Wednesday, March 16, 2011

Phoenix | WashPo apologizes for plagiarized stories

[Updated at 10:31 a.m. ET March 17. The Post now says it has suspended Horwitz for three months.]

Arizona Republic Editor Randy Lovely contacted The Washington Post over the two Tucson, Ariz., shooting articles in question, the paper said today. In its apology, the Post doesn't identify the reporter or link to the articles in question, according to Michael Calderone of Yahoo's Cutline blog.

But from the paper's description of the articles, published shortly after the attempted assassination of Congresswoman Gabrielle Giffords on Jan. 8, they appear to be written by Pulitzer Prize-winning reporter Sari Horwitz, says Calderone.

Horwitz has since acknowledged she was the reporter in question. Lovely told The New York Times: “I think it’s an unfortunate situation, and I have great respect for the Post. Certainly it’s a very difficult situation when a reporter violates a basic tenet of our profession.”

In a statement, Horwitz apologized and cited deadline pressure. “It was wrong. It was inexcusable,” she said, according to the NYT. “And it is one of the cardinal sins in journalism. I apologize to the Arizona Republic and its reporters and editors.”

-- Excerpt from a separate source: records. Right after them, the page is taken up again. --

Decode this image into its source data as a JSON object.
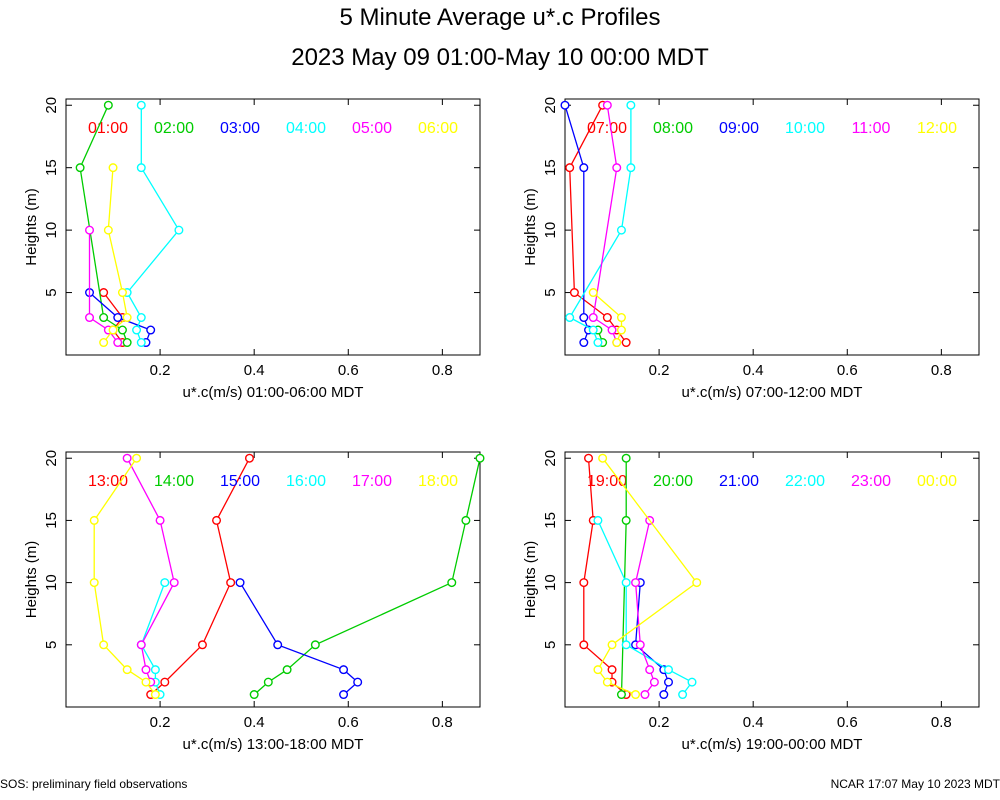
{
  "title": "5 Minute Average u*.c Profiles",
  "subtitle": "2023 May 09 01:00-May 10 00:00 MDT",
  "footer_left": "SOS: preliminary field observations",
  "footer_right": "NCAR 17:07 May 10 2023 MDT",
  "colors": [
    "#ff0000",
    "#00cc00",
    "#0000ff",
    "#00ffff",
    "#ff00ff",
    "#ffff00"
  ],
  "chart_data": [
    {
      "type": "line",
      "xlabel": "u*.c(m/s) 01:00-06:00 MDT",
      "ylabel": "Heights (m)",
      "xlim": [
        0,
        0.88
      ],
      "ylim": [
        0,
        20.5
      ],
      "xticks": [
        0.2,
        0.4,
        0.6,
        0.8
      ],
      "yticks": [
        5,
        10,
        15,
        20
      ],
      "series": [
        {
          "name": "01:00",
          "points": [
            [
              0.12,
              1
            ],
            [
              0.1,
              2
            ],
            [
              0.12,
              3
            ],
            [
              0.08,
              5
            ]
          ]
        },
        {
          "name": "02:00",
          "points": [
            [
              0.13,
              1
            ],
            [
              0.12,
              2
            ],
            [
              0.08,
              3
            ],
            [
              0.03,
              15
            ],
            [
              0.09,
              20
            ]
          ]
        },
        {
          "name": "03:00",
          "points": [
            [
              0.17,
              1
            ],
            [
              0.18,
              2
            ],
            [
              0.11,
              3
            ],
            [
              0.05,
              5
            ]
          ]
        },
        {
          "name": "04:00",
          "points": [
            [
              0.16,
              1
            ],
            [
              0.15,
              2
            ],
            [
              0.16,
              3
            ],
            [
              0.13,
              5
            ],
            [
              0.24,
              10
            ],
            [
              0.16,
              15
            ],
            [
              0.16,
              20
            ]
          ]
        },
        {
          "name": "05:00",
          "points": [
            [
              0.11,
              1
            ],
            [
              0.09,
              2
            ],
            [
              0.05,
              3
            ],
            [
              0.05,
              10
            ]
          ]
        },
        {
          "name": "06:00",
          "points": [
            [
              0.08,
              1
            ],
            [
              0.1,
              2
            ],
            [
              0.13,
              3
            ],
            [
              0.12,
              5
            ],
            [
              0.09,
              10
            ],
            [
              0.1,
              15
            ]
          ]
        }
      ]
    },
    {
      "type": "line",
      "xlabel": "u*.c(m/s) 07:00-12:00 MDT",
      "ylabel": "Heights (m)",
      "xlim": [
        0,
        0.88
      ],
      "ylim": [
        0,
        20.5
      ],
      "xticks": [
        0.2,
        0.4,
        0.6,
        0.8
      ],
      "yticks": [
        5,
        10,
        15,
        20
      ],
      "series": [
        {
          "name": "07:00",
          "points": [
            [
              0.13,
              1
            ],
            [
              0.11,
              2
            ],
            [
              0.09,
              3
            ],
            [
              0.02,
              5
            ],
            [
              0.01,
              15
            ],
            [
              0.08,
              20
            ]
          ]
        },
        {
          "name": "08:00",
          "points": [
            [
              0.08,
              1
            ],
            [
              0.07,
              2
            ]
          ]
        },
        {
          "name": "09:00",
          "points": [
            [
              0.04,
              1
            ],
            [
              0.05,
              2
            ],
            [
              0.04,
              3
            ],
            [
              0.04,
              15
            ],
            [
              0.0,
              20
            ]
          ]
        },
        {
          "name": "10:00",
          "points": [
            [
              0.07,
              1
            ],
            [
              0.06,
              2
            ],
            [
              0.01,
              3
            ],
            [
              0.12,
              10
            ],
            [
              0.14,
              15
            ],
            [
              0.14,
              20
            ]
          ]
        },
        {
          "name": "11:00",
          "points": [
            [
              0.11,
              1
            ],
            [
              0.1,
              2
            ],
            [
              0.06,
              3
            ],
            [
              0.11,
              15
            ],
            [
              0.09,
              20
            ]
          ]
        },
        {
          "name": "12:00",
          "points": [
            [
              0.11,
              1
            ],
            [
              0.12,
              2
            ],
            [
              0.12,
              3
            ],
            [
              0.06,
              5
            ]
          ]
        }
      ]
    },
    {
      "type": "line",
      "xlabel": "u*.c(m/s) 13:00-18:00 MDT",
      "ylabel": "Heights (m)",
      "xlim": [
        0,
        0.88
      ],
      "ylim": [
        0,
        20.5
      ],
      "xticks": [
        0.2,
        0.4,
        0.6,
        0.8
      ],
      "yticks": [
        5,
        10,
        15,
        20
      ],
      "series": [
        {
          "name": "13:00",
          "points": [
            [
              0.18,
              1
            ],
            [
              0.21,
              2
            ],
            [
              0.29,
              5
            ],
            [
              0.35,
              10
            ],
            [
              0.32,
              15
            ],
            [
              0.39,
              20
            ]
          ]
        },
        {
          "name": "14:00",
          "points": [
            [
              0.4,
              1
            ],
            [
              0.43,
              2
            ],
            [
              0.47,
              3
            ],
            [
              0.53,
              5
            ],
            [
              0.82,
              10
            ],
            [
              0.85,
              15
            ],
            [
              0.88,
              20
            ]
          ]
        },
        {
          "name": "15:00",
          "points": [
            [
              0.59,
              1
            ],
            [
              0.62,
              2
            ],
            [
              0.59,
              3
            ],
            [
              0.45,
              5
            ],
            [
              0.37,
              10
            ]
          ]
        },
        {
          "name": "16:00",
          "points": [
            [
              0.2,
              1
            ],
            [
              0.19,
              2
            ],
            [
              0.19,
              3
            ],
            [
              0.16,
              5
            ],
            [
              0.21,
              10
            ]
          ]
        },
        {
          "name": "17:00",
          "points": [
            [
              0.18,
              2
            ],
            [
              0.17,
              3
            ],
            [
              0.16,
              5
            ],
            [
              0.23,
              10
            ],
            [
              0.2,
              15
            ],
            [
              0.13,
              20
            ]
          ]
        },
        {
          "name": "18:00",
          "points": [
            [
              0.19,
              1
            ],
            [
              0.17,
              2
            ],
            [
              0.13,
              3
            ],
            [
              0.08,
              5
            ],
            [
              0.06,
              10
            ],
            [
              0.06,
              15
            ],
            [
              0.15,
              20
            ]
          ]
        }
      ]
    },
    {
      "type": "line",
      "xlabel": "u*.c(m/s) 19:00-00:00 MDT",
      "ylabel": "Heights (m)",
      "xlim": [
        0,
        0.88
      ],
      "ylim": [
        0,
        20.5
      ],
      "xticks": [
        0.2,
        0.4,
        0.6,
        0.8
      ],
      "yticks": [
        5,
        10,
        15,
        20
      ],
      "series": [
        {
          "name": "19:00",
          "points": [
            [
              0.13,
              1
            ],
            [
              0.1,
              2
            ],
            [
              0.1,
              3
            ],
            [
              0.04,
              5
            ],
            [
              0.04,
              10
            ],
            [
              0.06,
              15
            ],
            [
              0.05,
              20
            ]
          ]
        },
        {
          "name": "20:00",
          "points": [
            [
              0.12,
              1
            ],
            [
              0.13,
              15
            ],
            [
              0.13,
              20
            ]
          ]
        },
        {
          "name": "21:00",
          "points": [
            [
              0.21,
              1
            ],
            [
              0.22,
              2
            ],
            [
              0.21,
              3
            ],
            [
              0.15,
              5
            ],
            [
              0.16,
              10
            ]
          ]
        },
        {
          "name": "22:00",
          "points": [
            [
              0.25,
              1
            ],
            [
              0.27,
              2
            ],
            [
              0.22,
              3
            ],
            [
              0.13,
              5
            ],
            [
              0.13,
              10
            ],
            [
              0.07,
              15
            ]
          ]
        },
        {
          "name": "23:00",
          "points": [
            [
              0.17,
              1
            ],
            [
              0.19,
              2
            ],
            [
              0.18,
              3
            ],
            [
              0.16,
              5
            ],
            [
              0.15,
              10
            ],
            [
              0.18,
              15
            ]
          ]
        },
        {
          "name": "00:00",
          "points": [
            [
              0.15,
              1
            ],
            [
              0.09,
              2
            ],
            [
              0.07,
              3
            ],
            [
              0.1,
              5
            ],
            [
              0.28,
              10
            ],
            [
              0.08,
              20
            ]
          ]
        }
      ]
    }
  ]
}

A Post spokeswoman would not say what action was taken against Horwitz but said it was “immediate, severe and appropriate,” the NYT said.


  1. She's been suspended:
    Not punishment enough, in my view. She's notorious for this, but she is much loved by the powers that be. If they do a Jack Kelley investigation on her, they are going to find a hell of a lot of troublesome stuff that could force them to give back this Pulitzer, too.

  2. Suspended for plagiarizing...she'll be hired by HuffPo tomorrow.

  3. Janet Cooke, African-American, young: Fired.
    Sari Horwitz, white, middle aged: 3 month suspension.

  4. Why is it when someone of supposed "prominence" in our profession like her violates the main rule of our profession...... we call it "unfortunate"?


    No, wrong word. Pitiful, pathetic, typical of today's reporters, scurilous... all these comes to mind.

    But I just love it when it is one of our own... we call the act "unfortunate."

  5. 7:06 What Horwitz did was bad. What Cooke did was far worse: She fabricated an entire story.

  6. Deadline pressure? That's a reason? Makes me wonder about everything else Horwitz wrote.

    And where is Janet Cooke these days? I remember that Gannett hired her not long after she was fired from the WP. How anyone could ever give her a press job again is beyond me!

  7. You've got that right, Jim. Janet Cooke fabricated every inch of her story. She could have made a bundle selling it as fiction, but instead chose to lie to the readers.

  8. Three month suspension? Give me a break! She should be exiled from the business. Although I guess she could become a talking head. Maybe Spitzer would like a new partner on CNN.

  9. Friends,
    HR departments sometimes rule in setting review. Suspension can include further review to develop a legally tight case for dismissal. We all know it's best when you can say, rule broken and you are gone, but the legal system has made it tou on employers firing people.
    Give WAPO some credit for first finding how culpable they might be in enabling and trying to get the bottom of it all with latitude to do the research while retaining the employee. Things change when she is fired.